First he always preached, "Treat people like you would like to be treated." That is the golden rule, but I heard it first from him and he practiced it everyday. It did not matter who you were, he always put a positive spin on things and taught me about Atticus Finch and never judging a man before walking in his shoes and that was well before others utilized that quote.
My Grandfather was always about Family and being true to one's commitment, "Den if a man cannot be true to his family, who can he be true to?" Football was near & dear to his heart as he was a high school standout and had opportunities to play college ball, but focused on his education and was the first in his family to graduate college (Union College).

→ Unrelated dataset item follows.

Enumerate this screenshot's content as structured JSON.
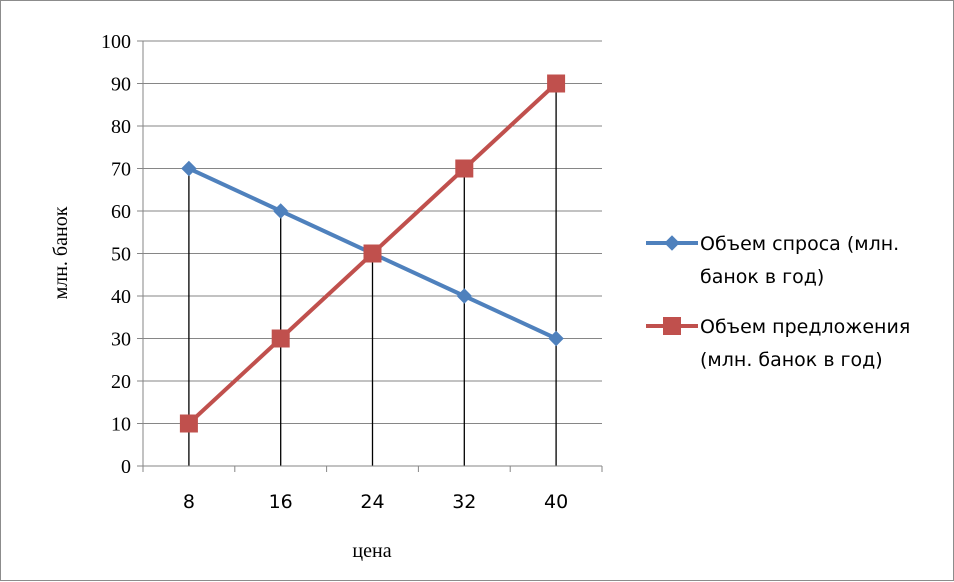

My winter vacations during school I would stay with my Grandparent's and he would take that week off too (worked as a Deputy Director for New York State) and everyday we would go to the public library and sit and read out of town newspapers and check out books because he would tell me reading can take you anywhere you want to be and beyond. We would usually leave to go have lunch and I used to say, it's too bad the library didn't offer coffee and sandwiches and he would say years later, he should have bankrolled my idea with Barnes & Noble.
One more major thing, my Grandfather was born in 1915, he was pronounced dead and toe tagged on his porch in the pandemic of 1918, however, they did not have enough room for him on the funeral cart, so they were going to come back for him and a neighbor gave my Grandfather mouth to mouth ( very new back then) and revived him. He used to say, he was living on borrowed time.
So History, Politics (being involved), family & football being dedicated to your career in order to provide for your family and that Education was the silver bullet to poverty as well. Loved JFK and never forgave the City of Dallas or the State of Texas for what happened on the 22nd of November in 1963, but I enjoyed him every day until his death in July of 95 at the age of 80 years old.
My father and I have become closer over the years, but my Dad tended to be tougher on me in sports, school and other areas and I'm thankful for that too, however, my Grandfather always made me feel special, like I was above the rest being his first grandchild and he had 10 and a couple of years ago all of us were together at a rehearsal dinner and someone brought up that my Grandfather always favored "Den" and why do you think that was? And I responded as I looked at all my cousins...."Isn't it obvious."